Selain kapasitas produksi yang mumpuni, Ageng menjamin ketersediaan produk pelumas Pertamina melalui 24 Depot Supply Point, 7 Sales Region, lebih dari 160 distributor, dan lebih dari 2.000 jaringan Olimart dan Enduro Express, jaringan Pertashop dan SPBU Pertamina di seluruh Indonesia.

“Saat ini produk kami unggul dalam memenuhi setiap kebutuhan yang ada di pasar baik untuk sektor otomotif maupun industri. Kedepannya, kami harus melihat potensi bisnis baru, mengimplementasikan terobosan dan inovasi sesuai dengan tren dunia,” tambah Ageng.

Pertamina Lubricants juga mendukung program pemerintah dalam hal penggunaan bahan bakar biodiesel dengan menghadirkan pelumas Meditran SX Bio, pelumas khusus untuk menunjang penggunaan bahan bakar ramah lingkungan biodiesel. Pertamina Lubricants juga mengembangkan berbagai inovasi produk lainnya seperti Pelumas Food Grade untuk industri makanan dan minuman, Fastron Platinum Racing bekerjasama sebagai Technical Partner Automobili Lamborghini dan yang terbaru adalah Enduro 4T Racing dengan kemasan baru 0.8 Liter.

PT Pertamina Lubricants juga terus menjalankan inovasi program Pertamina Lubricants Home Services (PLHS) untuk melayani konsumen dan masyarakat di tengah gencarnya himbauan kedisiplinan penerapan protokol Covid-19 dengan melakukan servis dan penggantian oli kendaraan dari rumah.

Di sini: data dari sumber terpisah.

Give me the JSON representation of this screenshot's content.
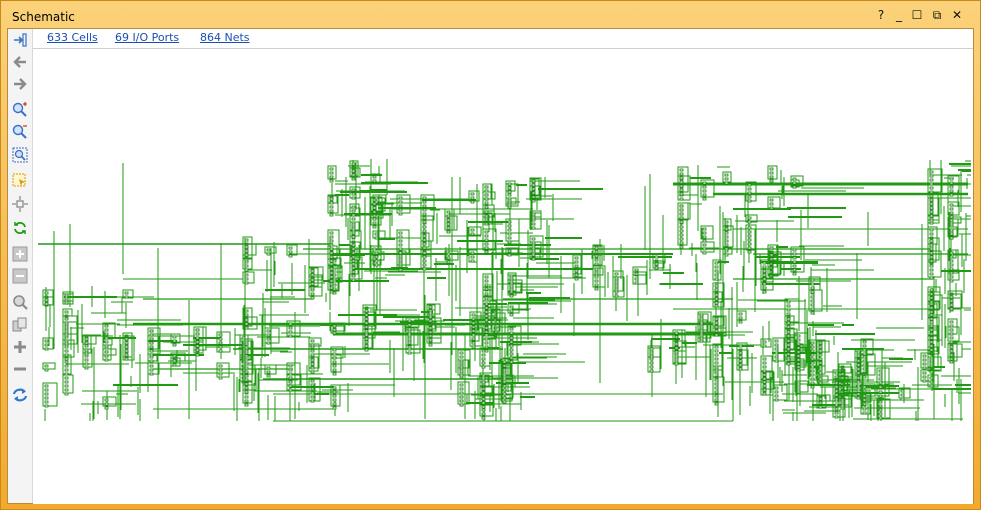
{
  "window": {
    "title": "Schematic",
    "help_label": "?",
    "minimize_label": "_",
    "maximize_label": "☐",
    "restore_label": "⧉",
    "close_label": "✕"
  },
  "stats_links": {
    "cells": "633 Cells",
    "ports": "69 I/O Ports",
    "nets": "864 Nets"
  },
  "toolbar": [
    {
      "name": "collapse-panel-icon"
    },
    {
      "name": "back-arrow-icon"
    },
    {
      "name": "forward-arrow-icon"
    },
    {
      "name": "zoom-in-icon"
    },
    {
      "name": "zoom-out-icon"
    },
    {
      "name": "zoom-fit-icon"
    },
    {
      "name": "select-area-icon"
    },
    {
      "name": "auto-fit-selection-icon"
    },
    {
      "name": "regenerate-icon"
    },
    {
      "name": "expand-all-icon"
    },
    {
      "name": "collapse-all-icon"
    },
    {
      "name": "search-icon"
    },
    {
      "name": "copy-icon"
    },
    {
      "name": "add-icon"
    },
    {
      "name": "remove-icon"
    },
    {
      "name": "refresh-icon"
    }
  ],
  "colors": {
    "wire": "#1f9a12",
    "wire_dark": "#147a0a",
    "accent_orange": "#f3a92e",
    "link_blue": "#1a4fb4",
    "icon_blue": "#3b6fc4",
    "icon_gray": "#8a8a8a"
  }
}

Inovasi produk tentu ditunjang dengan R&D dan pelayanan aftersales service yang optimal. Dimulai dari teknologi dalam pengembangan hingga teknologi dalam after sales services serta pusat customer education melalui ILMA (Integrated Lubrication Management Academy) sampai pengembangan Produk (Bench & Engine Test) untuk mendukung riset terapan pemilihan teknologi additive dan mengembangkan formulasi produk pelumas yang paling cocok. . 

“Inovasi lahir dari kepercayaan, Kepercayaan akan kekuatan kita sendiri. Mengembangan inovasi dalam proses bisnis yang pas dengan karakter perusahaan dan mampu memberikan dampak perubahan bagi stakeholders baik itu internal, pelanggan, konsumen dan masyarakat dimana kita beroperasi. Inovasi juga lahir dari kepercayaan bahwa produk dan layanan yang kita ciptakan itu pas untuk pasar dan bermanfaat untuk banyak orang, menghasilkan outcome yang dibutuhkan dan diinginkan oleh konsumen dan masyarakat,” tutup Ageng.